While Kirk is busy being annoyed by Federation bureaucracy, the rest of the crew are invited to shore leave on K-7. So Uhura is hanging out in K-7's bar while a man named Cyrano Jones comes up to the bartender trying to sell him some wares. Among these rare galactic items is a tribble. The bartender is initially uninterested in the fuzzball until Uhura says she wants to buy it. Then the bartender picks up on the business opportunity and makes a deal with Cyrano. The bartender then tries to make a deal with Uhura, but Cyrano, miffed that he didn't get a good deal, gives the tribble to Uhura for free.

SUDDENLY, KLINGONS! Captain Koloth, not the wrinkly old, ridgedy old man pictured above, but the younger version of the Klingon warrior who looks suspiciously like Trelane, shows up on K-7 to practice his shore leave rights under the Organian Peace Treaty. This, of course, gives Kirk no end of stress and annoyance, so he drops by for Bones to take care of his headache. Meanwhile, he pretty much orders Scotty to stop reviewing technical logs and take shore leave. What Kirk doesn't understand at this point is that Scotty prefers reading his technical logs.
"Are those the specs for a coffee mug?"
Meanwhile, the tribble that Uhura brought back to the ship has multiplied. Bones says that as far as he can tell, tribbles are born pregnant. They only live to eat and reproduce. And they're getting everywhere. Back on the station, the crew is hanging out in the bar along with the Klingons and the Klingons start making fun of Kirk. Checkov wants to start a fight with the Klingons, but Scotty won't allow it. Tells him to sit down and sip his puny wodka drink while Scotty drinks his scotch. But then the Klingons compare the Enterprise to a garbage scow. And that's when Scotty throws the first punch.

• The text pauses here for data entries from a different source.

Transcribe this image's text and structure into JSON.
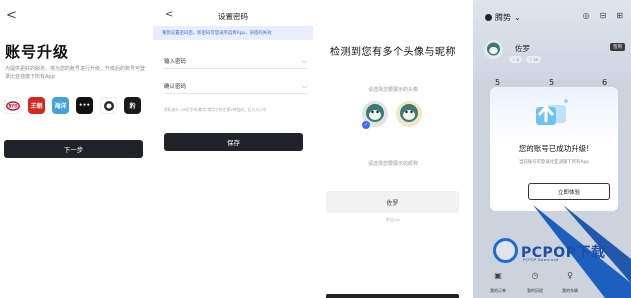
{
  "panel1": {
    "back_glyph": "<",
    "title": "账号升级",
    "description": "为提供更好的服务，将为您的账号进行升级，升级后的账号可登录比亚迪旗下所有App",
    "logos": [
      {
        "name": "dynasty",
        "text": "BYD",
        "color": "#c8102e"
      },
      {
        "name": "wangchao",
        "text": "王朝",
        "color": "#d6281e"
      },
      {
        "name": "haiyang",
        "text": "海洋",
        "color": "#3ea4dc"
      },
      {
        "name": "denza",
        "text": "•••",
        "color": "#111111"
      },
      {
        "name": "yangwang",
        "text": "◉",
        "color": "#ffffff"
      },
      {
        "name": "fangchengbao",
        "text": "豹",
        "color": "#1a1a1a"
      }
    ],
    "next_label": "下一步"
  },
  "panel2": {
    "back_glyph": "<",
    "title": "设置密码",
    "notice": "重新设置密码后，新密码可登录所选择App，旧密码失效",
    "password_label": "输入密码",
    "confirm_label": "确认密码",
    "eye_glyph": "◡",
    "rule": "密码由8~16位字母/数字/常用字符任意2种组成，区分大小写",
    "save_label": "保存"
  },
  "panel3": {
    "title": "检测到您有多个头像与昵称",
    "avatar_prompt": "请选择您要展示的头像",
    "nickname_prompt": "请选择您要展示的昵称",
    "nickname": "佐罗",
    "source": "来自app"
  },
  "panel4": {
    "tab_label": "腾势",
    "tab_chevron": "⌄",
    "icons": [
      "◎",
      "⊟",
      "⊞"
    ],
    "user_name": "佐罗",
    "badges": [
      "☆ 0",
      "♡ 10"
    ],
    "vip_label": "签到",
    "stats": [
      "5",
      "5",
      "6"
    ],
    "modal_title": "您的账号已成功升级!",
    "modal_desc": "当前账号可登录比亚迪旗下所有App",
    "modal_button": "立即体验",
    "watermark": "PCPOP下载",
    "watermark_sub": "PCPOP Download",
    "nav": [
      {
        "icon": "▣",
        "label": "我的订单"
      },
      {
        "icon": "◷",
        "label": "我的历程"
      },
      {
        "icon": "♀",
        "label": "我的车辆"
      }
    ],
    "accent_color": "#1d6bd6"
  }
}
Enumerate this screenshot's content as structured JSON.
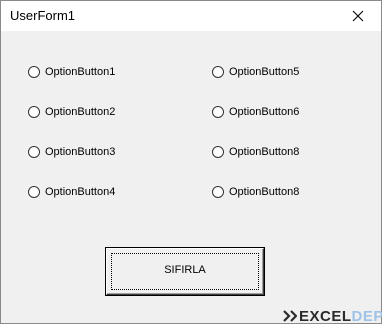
{
  "window": {
    "title": "UserForm1"
  },
  "options": [
    {
      "label": "OptionButton1"
    },
    {
      "label": "OptionButton2"
    },
    {
      "label": "OptionButton3"
    },
    {
      "label": "OptionButton4"
    },
    {
      "label": "OptionButton5"
    },
    {
      "label": "OptionButton6"
    },
    {
      "label": "OptionButton8"
    },
    {
      "label": "OptionButton8"
    }
  ],
  "button": {
    "label": "SIFIRLA"
  },
  "watermark": {
    "part1": "EXCEL",
    "part2": "DEPO"
  }
}
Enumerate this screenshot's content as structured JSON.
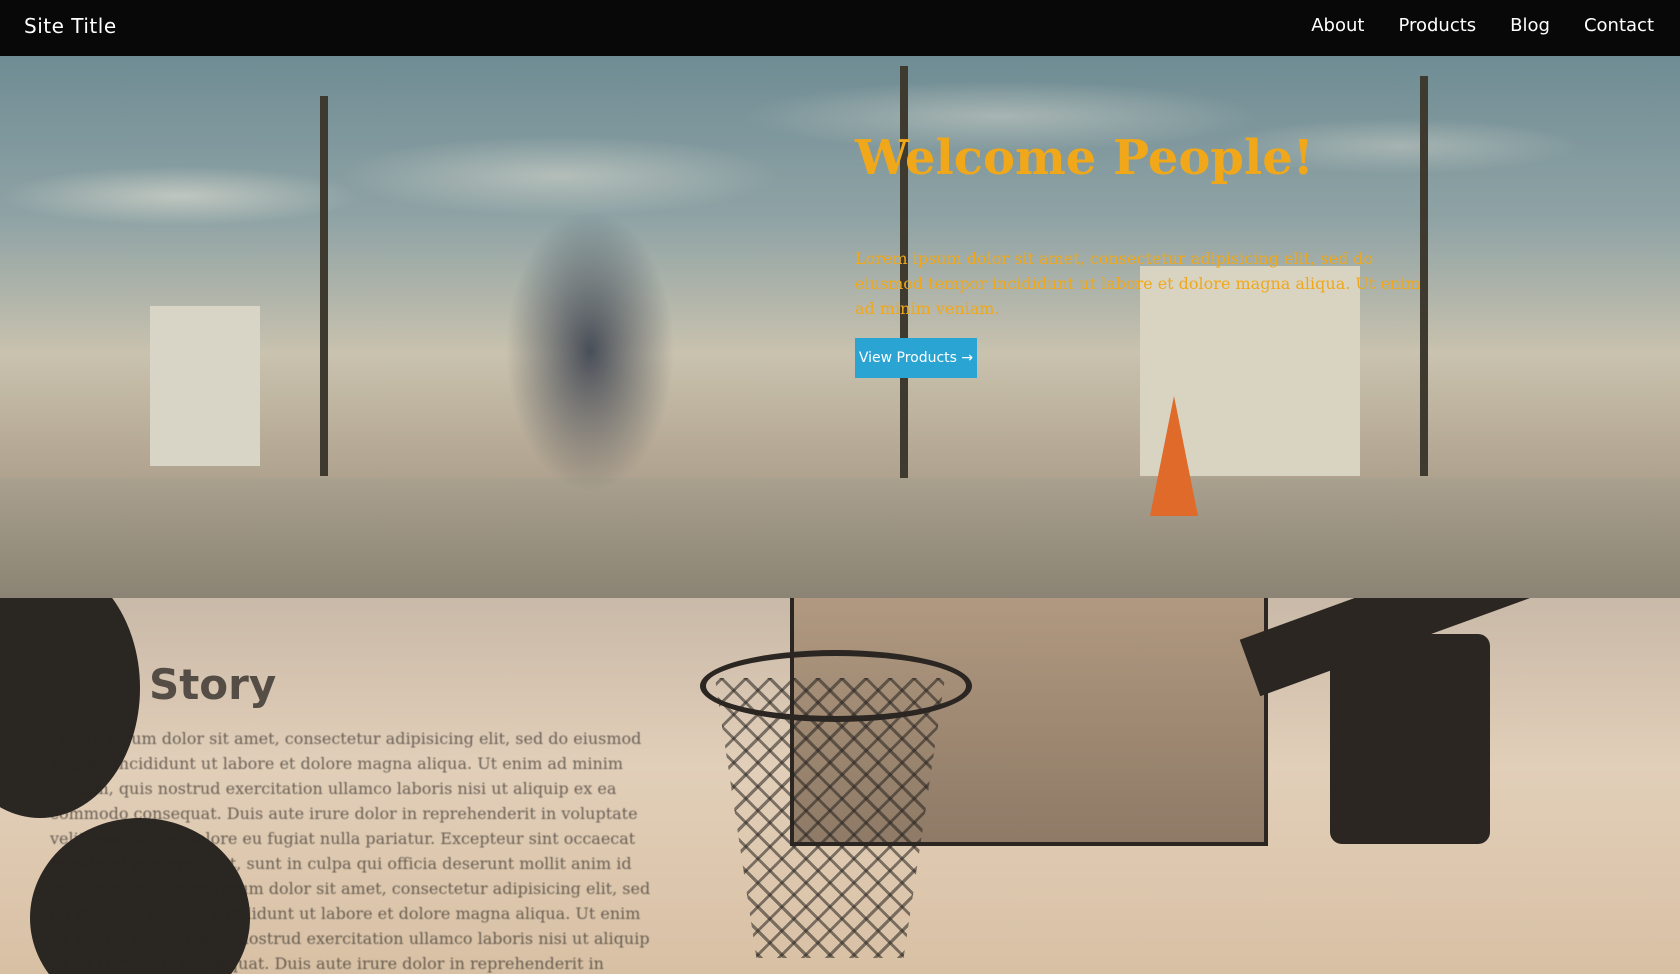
{
  "nav": {
    "site_title": "Site Title",
    "links": [
      "About",
      "Products",
      "Blog",
      "Contact"
    ]
  },
  "hero": {
    "title": "Welcome People!",
    "text": "Lorem ipsum dolor sit amet, consectetur adipisicing elit, sed do eiusmod tempor incididunt ut labore et dolore magna aliqua. Ut enim ad minim veniam.",
    "button_label": "View Products →"
  },
  "story": {
    "title": "Our Story",
    "text": "Lorem ipsum dolor sit amet, consectetur adipisicing elit, sed do eiusmod tempor incididunt ut labore et dolore magna aliqua. Ut enim ad minim veniam, quis nostrud exercitation ullamco laboris nisi ut aliquip ex ea commodo consequat. Duis aute irure dolor in reprehenderit in voluptate velit esse cillum dolore eu fugiat nulla pariatur. Excepteur sint occaecat cupidatat non proident, sunt in culpa qui officia deserunt mollit anim id est laborum. Lorem ipsum dolor sit amet, consectetur adipisicing elit, sed do eiusmod tempor incididunt ut labore et dolore magna aliqua. Ut enim ad minim veniam, quis nostrud exercitation ullamco laboris nisi ut aliquip ex ea commodo consequat. Duis aute irure dolor in reprehenderit in voluptate"
  },
  "colors": {
    "nav_bg": "#080808",
    "hero_text": "#f0a81a",
    "button_bg": "#2aa4d3"
  }
}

A bar fight and transport later, and Scotty and the crew are back on the Enterprise facing punishment from Kirk. When Scotty explains what went down in the bar, Kirk confines him to his quarters. Which is really what Scotty wanted all along. While Scotty catches up on his technical journals, Kirk deals with the fact that there is literally a tribble in every single room on the ship. He finds out that they're crawling through the air vents. Which poses a problem because there are air vents like that on K-7! TO THE STORAGE COMPARTMENTS!

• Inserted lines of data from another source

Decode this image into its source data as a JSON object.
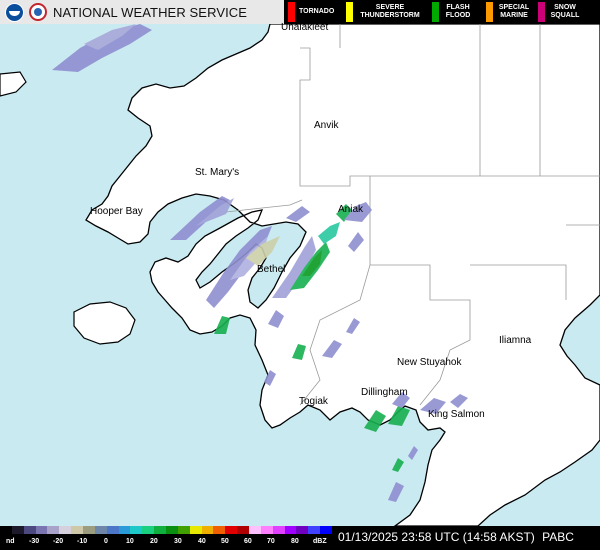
{
  "header": {
    "agency": "NATIONAL WEATHER SERVICE",
    "legend": [
      {
        "label": "TORNADO",
        "color": "#ff0000"
      },
      {
        "label": "SEVERE THUNDERSTORM",
        "color": "#ffff00"
      },
      {
        "label": "FLASH FLOOD",
        "color": "#00aa00"
      },
      {
        "label": "SPECIAL MARINE",
        "color": "#ff9900"
      },
      {
        "label": "SNOW SQUALL",
        "color": "#cc0077"
      }
    ]
  },
  "places": [
    "Unalakleet",
    "Anvik",
    "St. Mary's",
    "Hooper Bay",
    "Aniak",
    "Bethel",
    "New Stuyahok",
    "Iliamna",
    "Dillingham",
    "Togiak",
    "King Salmon"
  ],
  "footer": {
    "scale_labels": [
      "nd",
      "-30",
      "-20",
      "-10",
      "0",
      "10",
      "20",
      "30",
      "40",
      "50",
      "60",
      "70",
      "80",
      "dBZ"
    ],
    "timestamp": "01/13/2025 23:58 UTC (14:58 AKST)",
    "station": "PABC"
  },
  "colors": {
    "water": "#c8eaf0",
    "land": "#ffffff",
    "coast": "#000000",
    "borders": "#808080",
    "scale": [
      "#000000",
      "#1c1a2a",
      "#4c4880",
      "#7a74b0",
      "#a8a2c8",
      "#d6d0dc",
      "#cfc8a8",
      "#9c9c80",
      "#6e86a8",
      "#4c76c8",
      "#2a9ad8",
      "#1cc8c8",
      "#18d080",
      "#10b040",
      "#0a9010",
      "#40a000",
      "#e8e800",
      "#f0b000",
      "#f06000",
      "#e00000",
      "#b00000",
      "#ffc0ff",
      "#ff80ff",
      "#e040ff",
      "#a000ff",
      "#7000c0",
      "#4040ff",
      "#0000ff"
    ]
  }
}
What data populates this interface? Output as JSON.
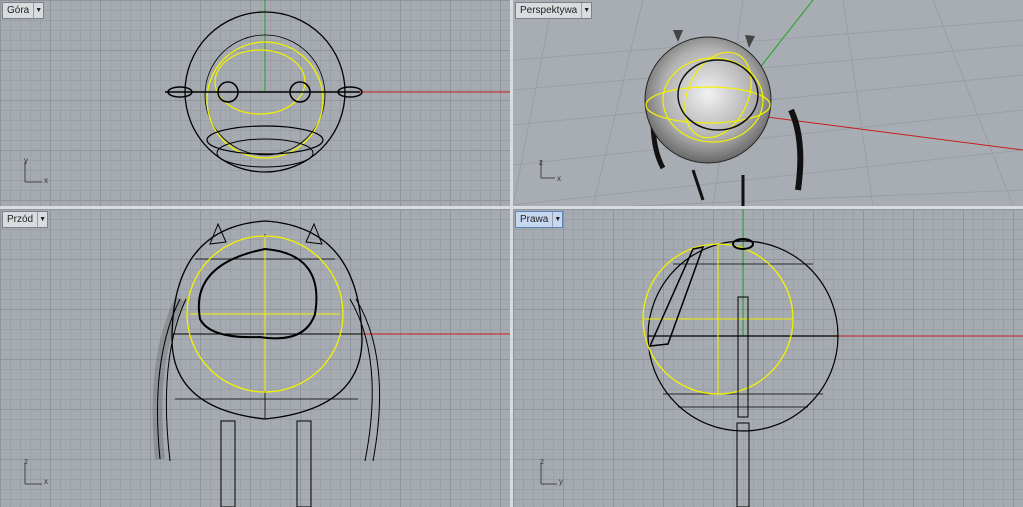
{
  "viewports": {
    "top": {
      "label": "Góra"
    },
    "perspective": {
      "label": "Perspektywa"
    },
    "front": {
      "label": "Przód"
    },
    "right": {
      "label": "Prawa"
    }
  },
  "axis_labels": {
    "x": "x",
    "y": "y",
    "z": "z"
  },
  "colors": {
    "viewport_bg": "#a6abb1",
    "selection": "#f2f200",
    "x_axis": "#c81e1e",
    "y_axis": "#1fa01f",
    "wire": "#000000",
    "active_tab": "#c6d8ef"
  },
  "icons": {
    "dropdown": "triangle-down"
  }
}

A minute late and a tribble short.
Well, it would appear that a population of 1,771,561 tribbles (according to Spock's calculations) have gorged on the quadrotiticale. But the real problem? These tribbles are now dead. The poisoned grain killed them! Now they have a real problem, because now they have to find out who poisoned the grain, and they have a whole station full of suspicious Klingons. Kirk assembles all the important people in Lurry's office. Koloth demands an apology, but Baris insists that would give the Klingon Empire the wedge they need to develop Sherman's planet first. As a compromise, Koloth asks that they at least remove the tribbles from the room. For whatever reason, tribbles and Klingons hate each other. But as the guards move the tribbles, they pass Darvin and go nuts. This reveals Darvin to be a genetically altered Klingon! He admits to poisoning the grain and the day is saved!

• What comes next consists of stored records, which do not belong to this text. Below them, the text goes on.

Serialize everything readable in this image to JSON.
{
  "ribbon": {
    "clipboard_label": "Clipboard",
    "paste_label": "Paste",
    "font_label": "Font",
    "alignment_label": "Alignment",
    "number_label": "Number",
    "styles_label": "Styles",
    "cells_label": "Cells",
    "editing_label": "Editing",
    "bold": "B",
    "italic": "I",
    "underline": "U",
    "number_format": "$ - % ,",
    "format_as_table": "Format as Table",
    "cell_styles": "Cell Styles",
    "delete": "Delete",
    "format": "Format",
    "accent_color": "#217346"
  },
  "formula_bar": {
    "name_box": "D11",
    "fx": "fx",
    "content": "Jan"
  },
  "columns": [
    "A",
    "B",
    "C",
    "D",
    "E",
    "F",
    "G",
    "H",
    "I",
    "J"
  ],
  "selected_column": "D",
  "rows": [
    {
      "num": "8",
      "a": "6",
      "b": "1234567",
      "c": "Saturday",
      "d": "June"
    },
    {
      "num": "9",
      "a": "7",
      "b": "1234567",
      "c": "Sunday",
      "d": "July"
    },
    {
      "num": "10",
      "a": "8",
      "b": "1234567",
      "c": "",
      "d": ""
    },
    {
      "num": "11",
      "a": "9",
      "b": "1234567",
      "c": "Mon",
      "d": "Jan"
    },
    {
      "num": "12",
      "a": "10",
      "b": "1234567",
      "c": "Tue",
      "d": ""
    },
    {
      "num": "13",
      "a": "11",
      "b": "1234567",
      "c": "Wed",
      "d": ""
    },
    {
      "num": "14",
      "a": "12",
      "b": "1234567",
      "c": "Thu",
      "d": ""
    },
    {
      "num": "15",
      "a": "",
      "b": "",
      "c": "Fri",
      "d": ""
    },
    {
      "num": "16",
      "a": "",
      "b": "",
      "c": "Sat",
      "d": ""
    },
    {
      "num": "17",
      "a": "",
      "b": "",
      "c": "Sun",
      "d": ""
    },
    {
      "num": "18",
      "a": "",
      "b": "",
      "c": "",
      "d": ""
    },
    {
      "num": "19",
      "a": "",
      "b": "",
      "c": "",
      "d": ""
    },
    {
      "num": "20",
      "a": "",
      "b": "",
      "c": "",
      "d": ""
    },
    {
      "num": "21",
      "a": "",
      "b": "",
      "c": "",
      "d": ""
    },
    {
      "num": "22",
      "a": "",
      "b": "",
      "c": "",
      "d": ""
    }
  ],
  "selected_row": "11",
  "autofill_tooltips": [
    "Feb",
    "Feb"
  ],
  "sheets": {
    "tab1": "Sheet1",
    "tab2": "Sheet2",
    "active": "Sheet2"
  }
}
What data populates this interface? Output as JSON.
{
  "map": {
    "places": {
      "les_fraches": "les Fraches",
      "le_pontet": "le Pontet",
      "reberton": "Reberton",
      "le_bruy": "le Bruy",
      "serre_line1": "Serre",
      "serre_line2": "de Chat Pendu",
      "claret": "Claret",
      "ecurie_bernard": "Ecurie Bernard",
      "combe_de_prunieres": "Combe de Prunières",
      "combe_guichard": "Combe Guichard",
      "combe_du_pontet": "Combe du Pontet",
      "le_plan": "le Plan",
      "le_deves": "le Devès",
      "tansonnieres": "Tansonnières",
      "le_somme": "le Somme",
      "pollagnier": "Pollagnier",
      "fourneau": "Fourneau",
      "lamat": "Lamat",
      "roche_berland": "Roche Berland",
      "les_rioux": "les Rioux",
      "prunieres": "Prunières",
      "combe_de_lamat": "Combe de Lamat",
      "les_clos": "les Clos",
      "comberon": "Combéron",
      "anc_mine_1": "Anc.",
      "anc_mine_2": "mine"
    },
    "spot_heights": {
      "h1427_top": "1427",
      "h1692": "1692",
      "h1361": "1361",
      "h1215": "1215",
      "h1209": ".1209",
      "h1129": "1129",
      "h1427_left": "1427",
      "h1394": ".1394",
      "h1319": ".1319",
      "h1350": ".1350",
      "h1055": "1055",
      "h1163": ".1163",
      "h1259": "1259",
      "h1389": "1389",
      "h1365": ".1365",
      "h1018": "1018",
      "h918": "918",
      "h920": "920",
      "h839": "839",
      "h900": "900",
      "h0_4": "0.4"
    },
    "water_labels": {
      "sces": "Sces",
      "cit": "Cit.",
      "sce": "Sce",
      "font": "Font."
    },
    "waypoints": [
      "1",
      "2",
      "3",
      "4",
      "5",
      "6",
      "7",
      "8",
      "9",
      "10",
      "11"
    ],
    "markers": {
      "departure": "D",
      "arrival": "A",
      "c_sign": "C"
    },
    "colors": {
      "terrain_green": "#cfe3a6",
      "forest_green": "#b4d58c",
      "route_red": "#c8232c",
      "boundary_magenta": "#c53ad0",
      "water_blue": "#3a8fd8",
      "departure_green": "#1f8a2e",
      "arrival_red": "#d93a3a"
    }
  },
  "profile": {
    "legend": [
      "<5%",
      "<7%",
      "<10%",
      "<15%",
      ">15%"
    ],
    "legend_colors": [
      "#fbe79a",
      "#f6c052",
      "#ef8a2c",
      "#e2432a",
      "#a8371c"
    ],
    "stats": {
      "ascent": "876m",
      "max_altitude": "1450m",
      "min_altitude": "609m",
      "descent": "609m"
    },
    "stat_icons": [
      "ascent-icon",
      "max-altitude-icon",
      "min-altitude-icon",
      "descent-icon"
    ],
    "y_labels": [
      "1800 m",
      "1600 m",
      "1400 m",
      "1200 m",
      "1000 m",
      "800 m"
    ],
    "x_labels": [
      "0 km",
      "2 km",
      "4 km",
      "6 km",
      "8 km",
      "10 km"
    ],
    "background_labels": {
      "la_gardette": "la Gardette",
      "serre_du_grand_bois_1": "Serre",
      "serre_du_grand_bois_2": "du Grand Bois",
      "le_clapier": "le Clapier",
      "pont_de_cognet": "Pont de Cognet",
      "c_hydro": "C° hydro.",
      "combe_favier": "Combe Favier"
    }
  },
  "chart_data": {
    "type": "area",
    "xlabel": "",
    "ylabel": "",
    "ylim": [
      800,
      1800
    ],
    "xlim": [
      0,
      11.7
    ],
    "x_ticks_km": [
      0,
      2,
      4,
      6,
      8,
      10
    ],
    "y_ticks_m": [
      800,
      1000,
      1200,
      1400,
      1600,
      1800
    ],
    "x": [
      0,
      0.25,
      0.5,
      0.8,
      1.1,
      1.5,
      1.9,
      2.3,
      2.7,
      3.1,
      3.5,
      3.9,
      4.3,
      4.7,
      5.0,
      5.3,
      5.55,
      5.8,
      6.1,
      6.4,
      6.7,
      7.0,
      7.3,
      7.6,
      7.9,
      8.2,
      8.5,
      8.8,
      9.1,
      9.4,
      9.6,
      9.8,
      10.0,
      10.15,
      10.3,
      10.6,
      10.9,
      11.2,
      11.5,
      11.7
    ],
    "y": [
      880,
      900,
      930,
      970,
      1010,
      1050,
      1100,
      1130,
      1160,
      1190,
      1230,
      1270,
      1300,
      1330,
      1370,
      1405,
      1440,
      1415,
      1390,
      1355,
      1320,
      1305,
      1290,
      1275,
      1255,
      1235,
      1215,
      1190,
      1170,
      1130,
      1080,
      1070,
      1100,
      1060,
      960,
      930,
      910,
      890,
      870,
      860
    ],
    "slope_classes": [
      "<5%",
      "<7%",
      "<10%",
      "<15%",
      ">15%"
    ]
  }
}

Meanwhile, Cyrano Jones has to face punishment for the transport of dangerous animals. Kirk gives him a choice either spend the next 20 years in a penal colony, or spend the next 17 years (according to Spock's calculations) picking up every last tribble on the station. Without a transporter (apparently). Cyrano takes the 17 year deal and gets to work. Back aboard the Enterprise, Kirk is happy to find the ship swept clean of tribbles, and asks Spock, Bones and Scotty how they did it. They all deflect Kirk's questions until Scott reluctantly replies that before the Klingons went into warp, he beamed all of them into their engine room, "where they'll be no tribble at all."

Overall Thoughts
TRIBBLES! This magnificent episode, originally billed as a "Christmas episode," is one of the most iconic episodes in the the Star Trek canon. I give it a huge thumbs up for the way the plot and the sub plot eventually comes together perfectly and for the invention of the best space-kitty ever.